Wednesday, February 13, 2013

Saying What You Mean

The Gallatin County Sheriff's Office and the Bozeman Police Department have very similar jobs. The Sheriff has some extra tasks like coroner, search and rescue, and running the jail, but at base, both agencies are here to enforce the laws and keep us safe. So why are their mission statements so different?

Sheriff:
As proud members of this Office, we are dedicated to protect and serve Gallatin County.
Police:
The Bozeman Police Department, in partnership with the citizens of Bozeman, is committed to improving the quality of life by identifying and resolving public safety concerns.
The Sheriff's Office statement makes perfect sense to me; it sounds like what cops do for their community: protect it. Pride and dedication are good, too. But the Police statement sounds more like a sanitarian's office. It's nice and warm, with popular words like "committed" and "partnership" and "quality of life", but it  doesn't tell me anything specific about this department, anything that distinguishes it from the department of health or public services. It sounds like it was written by a committee.

Personally, I don't care if law enforcement officers identify and resolve. I want them to serve and protect.

Saturday, February 9, 2013

Wayfinding

What people are losing in their reliance on GPS is their wayfinding ability. Wayfinding is one of those terms that morphs to fit different situation, but it always includes helping people develop a sense of place and their relationship to it.
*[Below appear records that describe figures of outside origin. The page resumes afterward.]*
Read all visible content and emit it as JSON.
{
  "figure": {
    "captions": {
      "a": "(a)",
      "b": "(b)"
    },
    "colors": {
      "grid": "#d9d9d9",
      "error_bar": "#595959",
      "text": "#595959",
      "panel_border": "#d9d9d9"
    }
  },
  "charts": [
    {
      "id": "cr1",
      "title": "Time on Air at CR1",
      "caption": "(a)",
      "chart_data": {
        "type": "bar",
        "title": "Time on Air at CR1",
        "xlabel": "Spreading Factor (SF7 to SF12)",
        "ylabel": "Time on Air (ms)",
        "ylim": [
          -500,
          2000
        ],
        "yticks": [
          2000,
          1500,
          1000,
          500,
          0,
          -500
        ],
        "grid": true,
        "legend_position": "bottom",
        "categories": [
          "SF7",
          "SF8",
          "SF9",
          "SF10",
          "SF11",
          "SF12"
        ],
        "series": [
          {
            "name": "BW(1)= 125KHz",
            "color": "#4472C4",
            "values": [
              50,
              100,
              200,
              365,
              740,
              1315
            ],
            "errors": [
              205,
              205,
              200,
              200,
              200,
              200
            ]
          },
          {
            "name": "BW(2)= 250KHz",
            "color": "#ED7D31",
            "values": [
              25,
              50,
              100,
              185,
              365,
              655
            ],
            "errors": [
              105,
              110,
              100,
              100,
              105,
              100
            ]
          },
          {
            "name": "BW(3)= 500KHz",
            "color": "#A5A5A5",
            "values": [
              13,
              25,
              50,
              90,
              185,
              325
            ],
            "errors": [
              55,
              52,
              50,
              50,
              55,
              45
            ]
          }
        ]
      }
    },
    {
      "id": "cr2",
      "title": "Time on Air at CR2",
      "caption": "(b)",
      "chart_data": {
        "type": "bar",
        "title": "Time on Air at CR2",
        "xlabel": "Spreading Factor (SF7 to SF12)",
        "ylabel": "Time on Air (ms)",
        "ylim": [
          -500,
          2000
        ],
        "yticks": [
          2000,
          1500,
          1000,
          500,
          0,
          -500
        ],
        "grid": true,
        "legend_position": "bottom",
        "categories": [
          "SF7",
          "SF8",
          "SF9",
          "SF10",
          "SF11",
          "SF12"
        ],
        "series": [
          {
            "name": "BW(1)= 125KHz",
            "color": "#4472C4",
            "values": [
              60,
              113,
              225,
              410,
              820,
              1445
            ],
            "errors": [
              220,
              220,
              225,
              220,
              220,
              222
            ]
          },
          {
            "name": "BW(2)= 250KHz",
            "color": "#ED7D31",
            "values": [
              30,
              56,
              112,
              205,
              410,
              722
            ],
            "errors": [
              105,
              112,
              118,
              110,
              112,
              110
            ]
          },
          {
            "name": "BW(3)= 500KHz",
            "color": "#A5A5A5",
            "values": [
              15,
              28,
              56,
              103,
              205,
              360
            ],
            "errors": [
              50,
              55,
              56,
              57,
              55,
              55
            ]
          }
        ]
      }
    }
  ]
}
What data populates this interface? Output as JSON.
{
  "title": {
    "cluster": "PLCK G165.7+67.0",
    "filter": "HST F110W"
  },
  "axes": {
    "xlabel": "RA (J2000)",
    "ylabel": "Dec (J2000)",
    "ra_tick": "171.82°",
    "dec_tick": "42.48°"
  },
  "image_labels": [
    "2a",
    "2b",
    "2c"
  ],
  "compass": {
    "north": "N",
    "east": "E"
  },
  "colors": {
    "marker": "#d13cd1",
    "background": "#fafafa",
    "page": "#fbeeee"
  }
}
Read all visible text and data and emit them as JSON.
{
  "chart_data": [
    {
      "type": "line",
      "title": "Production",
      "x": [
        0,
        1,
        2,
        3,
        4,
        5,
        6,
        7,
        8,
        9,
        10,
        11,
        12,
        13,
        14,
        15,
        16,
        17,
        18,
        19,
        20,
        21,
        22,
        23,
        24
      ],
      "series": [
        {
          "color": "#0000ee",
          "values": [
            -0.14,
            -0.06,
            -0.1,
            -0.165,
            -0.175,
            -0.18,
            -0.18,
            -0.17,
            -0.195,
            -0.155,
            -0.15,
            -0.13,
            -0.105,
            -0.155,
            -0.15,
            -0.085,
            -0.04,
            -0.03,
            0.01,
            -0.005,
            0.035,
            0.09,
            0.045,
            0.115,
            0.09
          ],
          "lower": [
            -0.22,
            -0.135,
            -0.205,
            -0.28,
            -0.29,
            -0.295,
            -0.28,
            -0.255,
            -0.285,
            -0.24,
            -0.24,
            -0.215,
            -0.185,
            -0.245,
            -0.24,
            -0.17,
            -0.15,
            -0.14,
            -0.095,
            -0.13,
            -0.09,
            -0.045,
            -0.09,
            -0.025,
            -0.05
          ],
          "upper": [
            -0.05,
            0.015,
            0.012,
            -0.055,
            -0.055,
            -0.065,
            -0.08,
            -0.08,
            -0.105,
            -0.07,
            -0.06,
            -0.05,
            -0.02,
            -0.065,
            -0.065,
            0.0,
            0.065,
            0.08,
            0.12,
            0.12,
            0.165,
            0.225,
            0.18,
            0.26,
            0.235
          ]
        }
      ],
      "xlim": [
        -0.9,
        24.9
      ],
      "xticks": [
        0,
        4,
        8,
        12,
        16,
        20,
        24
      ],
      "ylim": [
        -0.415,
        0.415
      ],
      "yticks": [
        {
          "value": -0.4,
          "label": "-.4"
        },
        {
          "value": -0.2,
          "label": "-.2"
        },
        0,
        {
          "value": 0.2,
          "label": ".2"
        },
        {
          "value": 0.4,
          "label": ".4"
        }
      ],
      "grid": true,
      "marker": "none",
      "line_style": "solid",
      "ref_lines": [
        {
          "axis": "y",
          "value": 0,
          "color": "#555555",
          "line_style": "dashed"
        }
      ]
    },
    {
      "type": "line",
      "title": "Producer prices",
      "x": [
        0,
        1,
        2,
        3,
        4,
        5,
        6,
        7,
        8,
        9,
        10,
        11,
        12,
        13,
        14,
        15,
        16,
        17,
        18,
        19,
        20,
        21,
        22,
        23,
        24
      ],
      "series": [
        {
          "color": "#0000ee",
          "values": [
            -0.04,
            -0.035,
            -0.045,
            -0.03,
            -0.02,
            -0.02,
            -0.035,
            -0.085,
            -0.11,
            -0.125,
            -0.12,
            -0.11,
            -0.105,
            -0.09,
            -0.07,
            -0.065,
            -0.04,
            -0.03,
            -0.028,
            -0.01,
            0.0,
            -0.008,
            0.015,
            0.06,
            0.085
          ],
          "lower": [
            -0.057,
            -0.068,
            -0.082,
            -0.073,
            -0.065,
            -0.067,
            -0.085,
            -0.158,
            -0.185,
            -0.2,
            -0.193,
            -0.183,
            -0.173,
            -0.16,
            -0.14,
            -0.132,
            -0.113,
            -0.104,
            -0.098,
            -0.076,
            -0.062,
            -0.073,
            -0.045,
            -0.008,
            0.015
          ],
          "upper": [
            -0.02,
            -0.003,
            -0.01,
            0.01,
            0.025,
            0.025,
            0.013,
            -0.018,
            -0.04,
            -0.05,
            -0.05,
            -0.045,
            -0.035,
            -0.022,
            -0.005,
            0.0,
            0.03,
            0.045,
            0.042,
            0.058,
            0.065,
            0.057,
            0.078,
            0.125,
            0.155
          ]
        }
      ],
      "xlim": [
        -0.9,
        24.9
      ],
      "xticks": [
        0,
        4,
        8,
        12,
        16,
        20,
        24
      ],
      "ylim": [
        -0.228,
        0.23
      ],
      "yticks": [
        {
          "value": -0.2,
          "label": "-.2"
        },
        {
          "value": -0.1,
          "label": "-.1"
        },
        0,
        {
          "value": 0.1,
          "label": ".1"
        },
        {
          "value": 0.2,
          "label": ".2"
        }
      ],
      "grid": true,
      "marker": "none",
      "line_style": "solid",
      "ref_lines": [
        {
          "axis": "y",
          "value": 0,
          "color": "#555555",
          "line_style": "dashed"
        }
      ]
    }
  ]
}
Originally, wayfinding referred to ocean navigation without compass, sextant, or satellites. The Polynesians used the sun and stars, the ocean swells and the color of the water, the presence of birds and animals, and the weather to travel clear across the Pacific Ocean from one island chain to another. They even built maps of sticks and shells to pass on this information to others.

In 1960, urban designer Kevin Lynch used the term to refer to environmental legibility, "the elements of the built environment that allow us to navigate successfully through complex spaces like cities and towns." From there, wayfinding became the art of helping people move through their environment, especially cities.
Wayfinding means knowing where you are, knowing your destination, following the best route, recognizing your destination, and finding your way back.  When people cannot do these things, outside or inside, we say they are disoriented. 
Signs and maps are part of this, but good wayfinding cues go far beyond that.
Sidewalks tell pedestrians where they’re welcome. Public art draws people down a boulevard. Street lighting indicates where it’s safe to bike at night. Street banners tie together an entire community – and inform passing cars when they’ve left it. Many of these little nudges speak to us on an almost subconscious level.
Subway maps make it clear how to get from one stop to another. Mountains, lakes, and rivers make it easy to orient in a place, an effect that can be (partly) replicated with plazas, unusual buildings, and large public art. Chinese dragons on lamp posts tell you that you are in Chinatown. There is a surprisingly detailed list of things to think about when you are setting up wayfinding cues.

By analogy, wayfinding in video games helps players know where they are in the virtual world. In website design, it helps visitors to a site know where they are in relationship to the entire site, something that is especially helpful if they come to the site from a search engine without any of the usual visual clues that would tell them how the site is laid out - much like using GPS to find a restaurant without paying any attention to where you are in the city.

Wayfinding is an old part of the human mind, early used gathering plants every year or moving goats to better pasture. As our cities have gotten larger and more complex, people have found ways to augment our ability to find our way. Wayfinding has even become important in the virtual world. It will be interesting to see what affect GPS has on our ability to comprehend and navigate our world.